Chewing gum aids cognitive tasks such as memory, thinking ability and has the capacity to reduce stress. The act of chewing gum increases heart rate and encourages the movement of insulin to the brain, stimulating increased brain activity. Chewing gum has also been attributed to improving concentration. In 2009, Wrigley, the gum company, described a study conducted by researchers from Baylor College of Medicine of Houston, Texas, that found chewing sugar-free gum can help adolescent students with academic performance. In their experiment, gum chewers in the eighth grade had a 3 percent increase in their standardized math scores.

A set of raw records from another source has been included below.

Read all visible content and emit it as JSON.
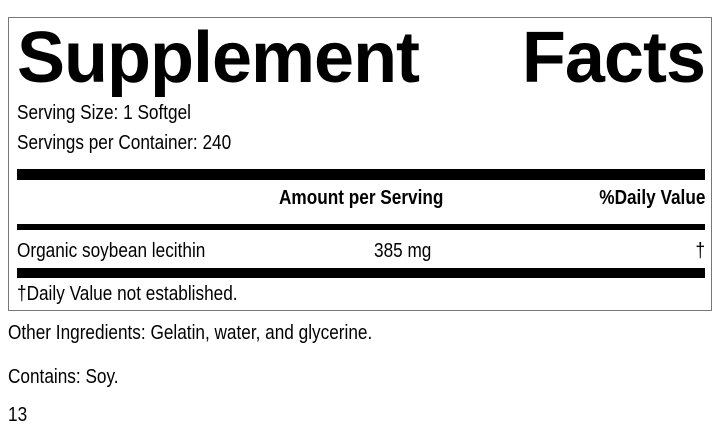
{
  "label": {
    "title_word1": "Supplement",
    "title_word2": "Facts",
    "serving_size": "Serving Size: 1 Softgel",
    "servings_per_container": "Servings per Container: 240",
    "header_amount": "Amount per Serving",
    "header_dv": "%Daily Value",
    "rows": [
      {
        "name": "Organic soybean lecithin",
        "amount": "385 mg",
        "dv": "†"
      }
    ],
    "footnote": "†Daily Value not established."
  },
  "other_ingredients": "Other Ingredients: Gelatin, water, and glycerine.",
  "contains": "Contains: Soy.",
  "code": "13"
}
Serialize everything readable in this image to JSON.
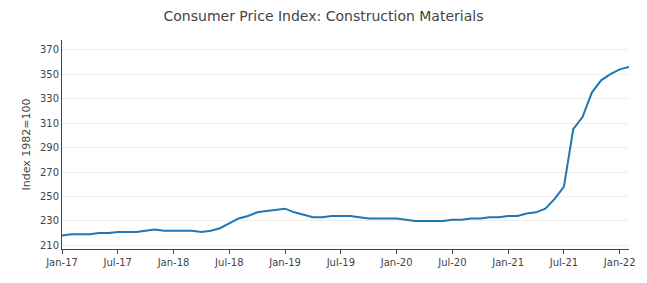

Other positive side effects of chewing gum in school include the distraction from talking and other nonproductive activities. In addition, students who have fewer restrictions placed upon them often tend to be more content within the classroom. As a result they become less easily distracted and are therefore more productive.
The main negative aspect of chewing gum in school is the disruption that it can cause within a lesson. The passing around of packets leads to reduced concentration levels. The noise created from chewing gum can also be a distraction to other pupils. The disposal of the gum when finished is also a problem, such as when it ends up underneath tables or on seats.
Despite what advertising and marketing techniques may lead you to believe, many types of chewing gum, in particular ones targeting children and young adults, actually promote tooth decay. This is due to the high sugar content in many types of chewing gum. It is also possible that the illusion of having ''fresh'' breath may lead to the neglect of serious dental and hygiene problems.